G. M. Rao: The government has initiated several positive changes, and private players are also more and more interested in participating in infrastructure development. However, we need increased momentum to maintain these high growth rates. For example, the demand for housing, cold storage, and power outstrips supply—even considering planned capacity additions.
There are also problems with disbursing funds and implementing these improvement projects. The government is spending a lot of money to improve roads, but, ultimately, a lot of that is not reaching the people, and this has been happening for the past 60 years. Unless you change this, that allocated money is not going to do much good.
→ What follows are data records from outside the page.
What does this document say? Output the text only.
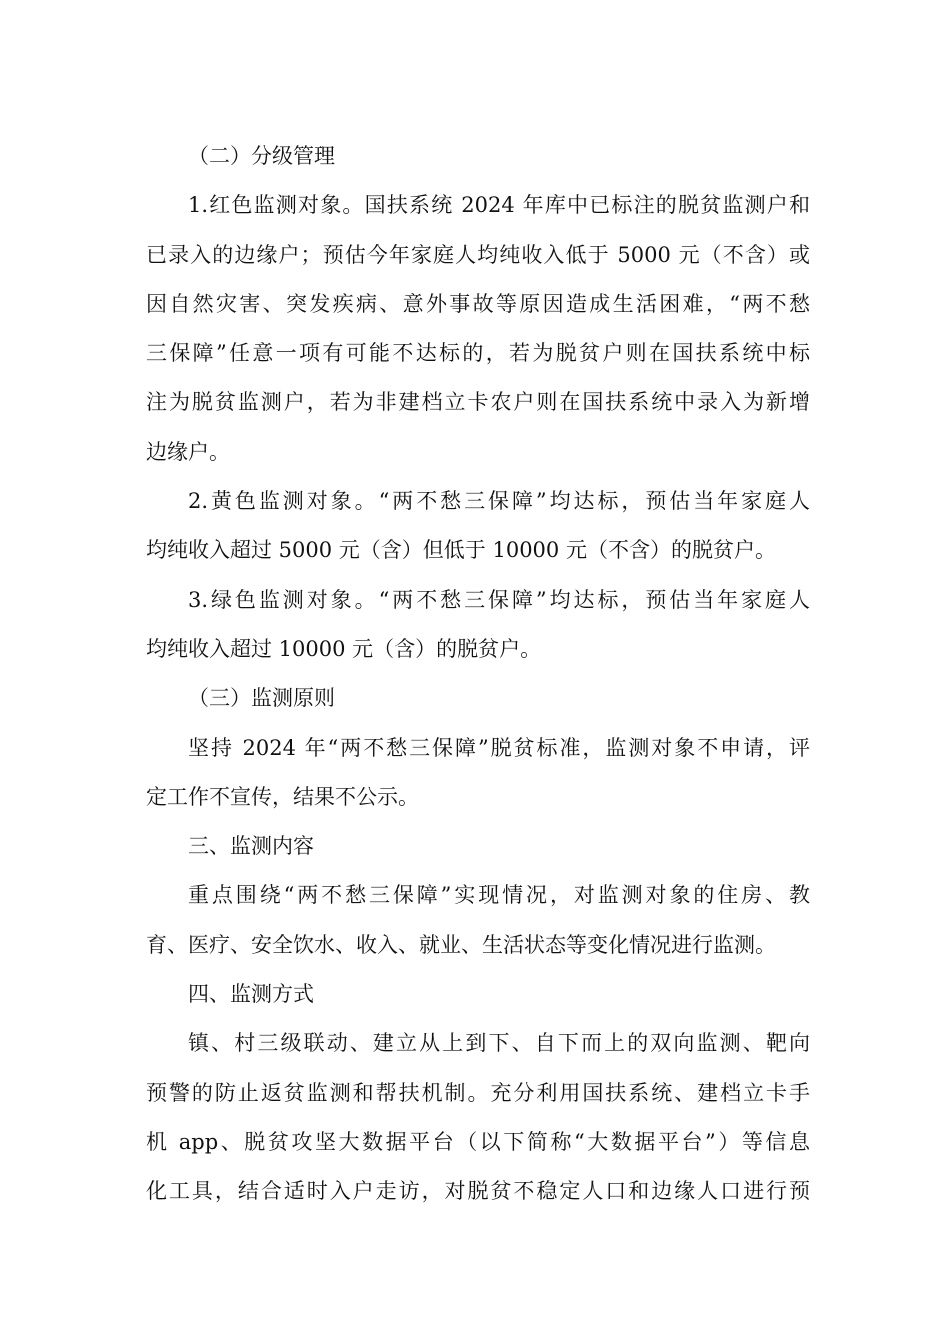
（二）分级管理
1.红色监测对象。国扶系统 2024 年库中已标注的脱贫监测户和
已录入的边缘户；预估今年家庭人均纯收入低于 5000 元（不含）或
因自然灾害、突发疾病、意外事故等原因造成生活困难，“两不愁
三保障”任意一项有可能不达标的，若为脱贫户则在国扶系统中标
注为脱贫监测户，若为非建档立卡农户则在国扶系统中录入为新增
边缘户。
2.黄色监测对象。“两不愁三保障”均达标，预估当年家庭人
均纯收入超过 5000 元（含）但低于 10000 元（不含）的脱贫户。
3.绿色监测对象。“两不愁三保障”均达标，预估当年家庭人
均纯收入超过 10000 元（含）的脱贫户。
（三）监测原则
坚持 2024 年“两不愁三保障”脱贫标准，监测对象不申请，评
定工作不宣传，结果不公示。
三、监测内容
重点围绕“两不愁三保障”实现情况，对监测对象的住房、教
育、医疗、安全饮水、收入、就业、生活状态等变化情况进行监测。
四、监测方式
镇、村三级联动、建立从上到下、自下而上的双向监测、靶向
预警的防止返贫监测和帮扶机制。充分利用国扶系统、建档立卡手
机 app、脱贫攻坚大数据平台（以下简称“大数据平台”）等信息
化工具，结合适时入户走访，对脱贫不稳定人口和边缘人口进行预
Implementation is also a problem. The government is not organized for this kind of growth or for speedy implementation of projects. It has to strengthen the whole system. For example, the National Highways Authority [of India] has one system for the whole country, but it should be regionalized into four sectors: south, north, east, and west. They could each call for their own tenders and monitor their own projects, while reporting to Delhi. Under the current system, we have so far only completed about 10 percent of the planned national road improvements—for instance, widening roadways from two lanes to four.
The Quarterly: What can the government do to improve the rural economy?
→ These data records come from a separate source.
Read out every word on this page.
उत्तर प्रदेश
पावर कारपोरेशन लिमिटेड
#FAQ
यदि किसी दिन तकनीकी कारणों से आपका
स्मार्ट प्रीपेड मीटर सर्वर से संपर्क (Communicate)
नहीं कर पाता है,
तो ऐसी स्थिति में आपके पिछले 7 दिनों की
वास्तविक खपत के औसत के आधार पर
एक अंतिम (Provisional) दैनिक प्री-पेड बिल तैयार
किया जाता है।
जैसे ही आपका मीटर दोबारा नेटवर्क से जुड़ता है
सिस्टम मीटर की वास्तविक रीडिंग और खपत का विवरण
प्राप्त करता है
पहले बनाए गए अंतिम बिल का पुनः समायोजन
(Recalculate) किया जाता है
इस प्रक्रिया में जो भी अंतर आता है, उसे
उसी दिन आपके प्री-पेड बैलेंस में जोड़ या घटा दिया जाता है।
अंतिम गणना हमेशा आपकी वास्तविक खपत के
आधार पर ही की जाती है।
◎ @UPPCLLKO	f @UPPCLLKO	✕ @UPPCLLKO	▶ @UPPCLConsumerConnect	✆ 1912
G. M. Rao: The government should encourage manufacturers to set up their factories in the villages. I read recently that a big multinational mobile-phone maker designs its phones here in India but manufactures them in China. This company makes millions of pieces a year, and about 2,000 people have jobs there. Why can’t we have the manufacturing as well? One reason is the Labour Act.1 We cannot expand the manufacturing industry without the right to hire and fire. We have the capability to manufacture, but we have to change our labor policy.
We also need to expand microfinancing further into rural areas. So many people in villages fall into the debt trap. Their family land is subdivided among brothers into plots too small to cultivate effectively. Then they go to the moneylenders to get by. When they can’t make payments, the moneylenders take away their land. Families that were once respected landowners are now laborers, and they migrate to the cities.
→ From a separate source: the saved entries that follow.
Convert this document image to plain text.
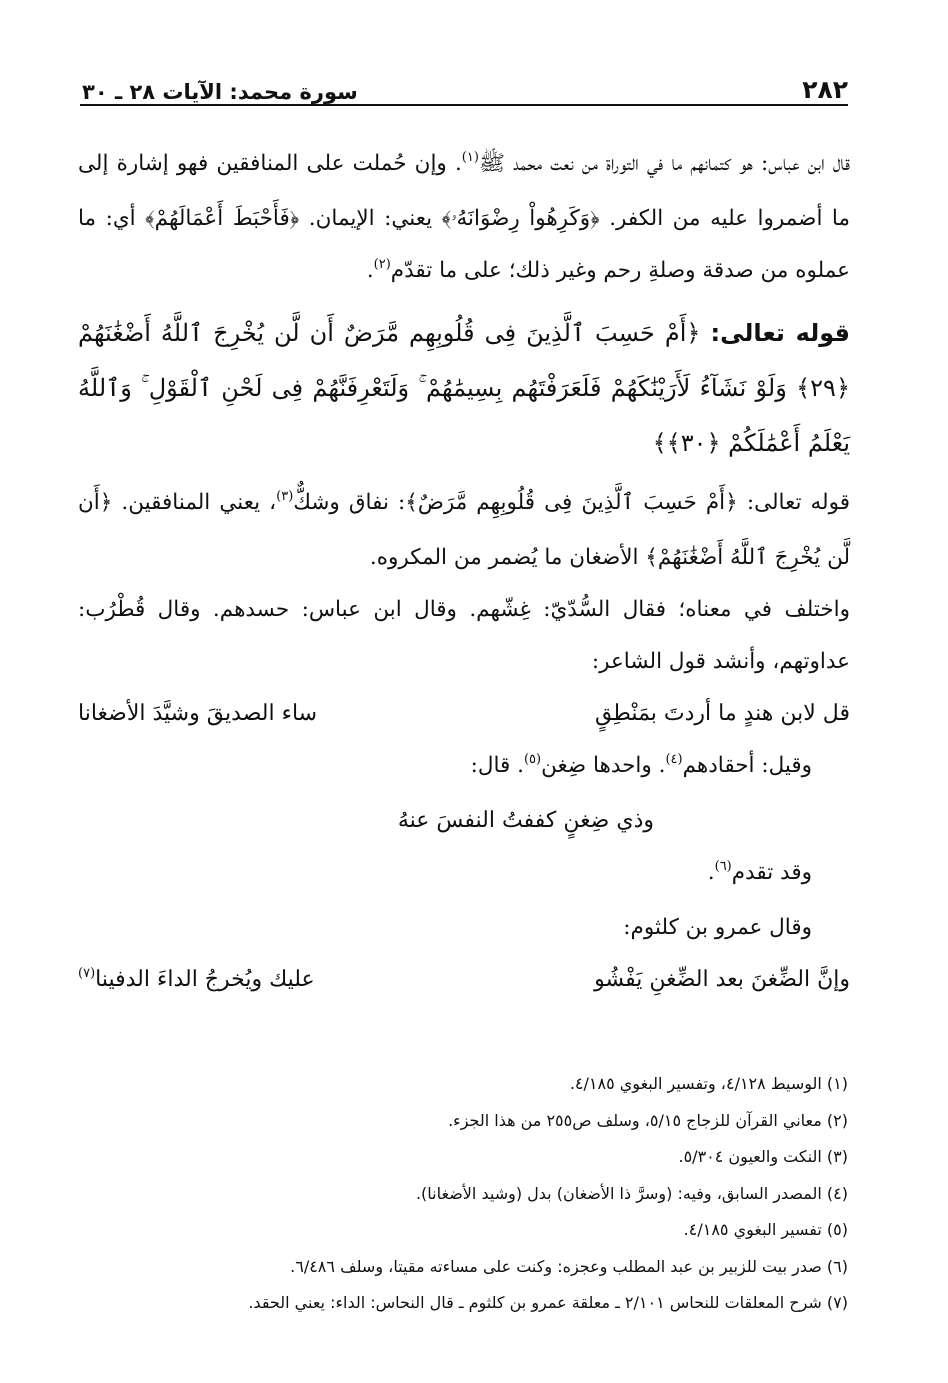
٢٨٢
سورة محمد: الآيات ٢٨ ـ ٣٠

قال ابن عباس: هو كتمانهم ما في التوراة من نعت محمد ﷺ$^{(١)}$. وإن حُملت على المنافقين فهو إشارة إلى ما أضمروا عليه من الكفر. ﴿وَكَرِهُواْ رِضْوَانَهُۥ﴾ يعني: الإيمان. ﴿فَأَحْبَطَ أَعْمَالَهُمْ﴾ أي: ما عملوه من صدقة وصلةِ رحم وغير ذلك؛ على ما تقدّم$^{(٢)}$.

قوله تعالى: ﴿أَمْ حَسِبَ ٱلَّذِينَ فِى قُلُوبِهِم مَّرَضٌ أَن لَّن يُخْرِجَ ٱللَّهُ أَضْغَٰنَهُمْ ﴿٢٩﴾ وَلَوْ نَشَآءُ لَأَرَيْنَٰكَهُمْ فَلَعَرَفْتَهُم بِسِيمَٰهُمْ ۚ وَلَتَعْرِفَنَّهُمْ فِى لَحْنِ ٱلْقَوْلِ ۚ وَٱللَّهُ يَعْلَمُ أَعْمَٰلَكُمْ ﴿٣٠﴾﴾

قوله تعالى: ﴿أَمْ حَسِبَ ٱلَّذِينَ فِى قُلُوبِهِم مَّرَضٌ﴾: نفاق وشكٌّ$^{(٣)}$، يعني المنافقين. ﴿أَن لَّن يُخْرِجَ ٱللَّهُ أَضْغَٰنَهُمْ﴾ الأضغان ما يُضمر من المكروه.

واختلف في معناه؛ فقال السُّدّيّ: غِشّهم. وقال ابن عباس: حسدهم. وقال قُطْرُب: عداوتهم، وأنشد قول الشاعر:

قل لابن هندٍ ما أردتَ بمَنْطِقٍ
ساء الصديقَ وشيَّدَ الأضغانا

وقيل: أحقادهم$^{(٤)}$. واحدها ضِغن$^{(٥)}$. قال:

وذي ضِغنٍ كففتُ النفسَ عنهُ

وقد تقدم$^{(٦)}$.

وقال عمرو بن كلثوم:

وإنَّ الضِّغنَ بعد الضِّغنِ يَفْشُو
عليك ويُخرجُ الداءَ الدفينا$^{(٧)}$

(١) الوسيط ٤/١٢٨، وتفسير البغوي ٤/١٨٥.

(٢) معاني القرآن للزجاج ٥/١٥، وسلف ص٢٥٥ من هذا الجزء.

(٣) النكت والعيون ٥/٣٠٤.

(٤) المصدر السابق، وفيه: (وسرَّ ذا الأضغان) بدل (وشيد الأضغانا).

(٥) تفسير البغوي ٤/١٨٥.

(٦) صدر بيت للزبير بن عبد المطلب وعجزه: وكنت على مساءته مقيتا، وسلف ٦/٤٨٦.

(٧) شرح المعلقات للنحاس ٢/١٠١ ـ معلقة عمرو بن كلثوم ـ قال النحاس: الداء: يعني الحقد.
The Quarterly: Can you tell us what you’ve done to ensure GMR’s health as a family-owned business?
G. M. Rao: When I was a director at Vysya Bank, one of my tasks was to talk to people with nonperforming assets who were about to default. I saw a lot of family businesses in trouble. I remember one well-respected family with two brothers. The younger would never sit down before the older one did, as a mark of true respect. Three years later the same brothers were fighting in the streets with knives. Once family members start fighting, their energy is diverted. They are no longer focused on the business, but on the fight. That was a big lesson for me.
Later, I went to a conference on family businesses and heard M. V. Subbaiah, of the Murugappa Group,5 speak. That was a real eye-opener for me. I started attending international family business summits, and I brought in top experts to look at my business. Then I called a meeting of my family and, very reluctantly, all eight members came. We had a lot of differences, and everyone was allowed to talk freely. We all started talking very animatedly, emotionally—arguing and what not. It took time to get everyone to reach consensus. I put it all on video so that the next generation gets to see how we executed it.
In the end we agreed to a family constitution model that outlines succession, conflict resolution, our values, and our mission. It says what qualifications are needed to enter the business, as well as our media and political policy. It even talks about what happens in case of a divorce. All these things needed to be addressed in detail to protect and delink the business from the family.
Today 65 percent of the top companies on the National Stock Exchange [of India] are family-owned businesses. We need to think about their governance. These companies are becoming so big that if the family gets estranged, it could impact the national business environment.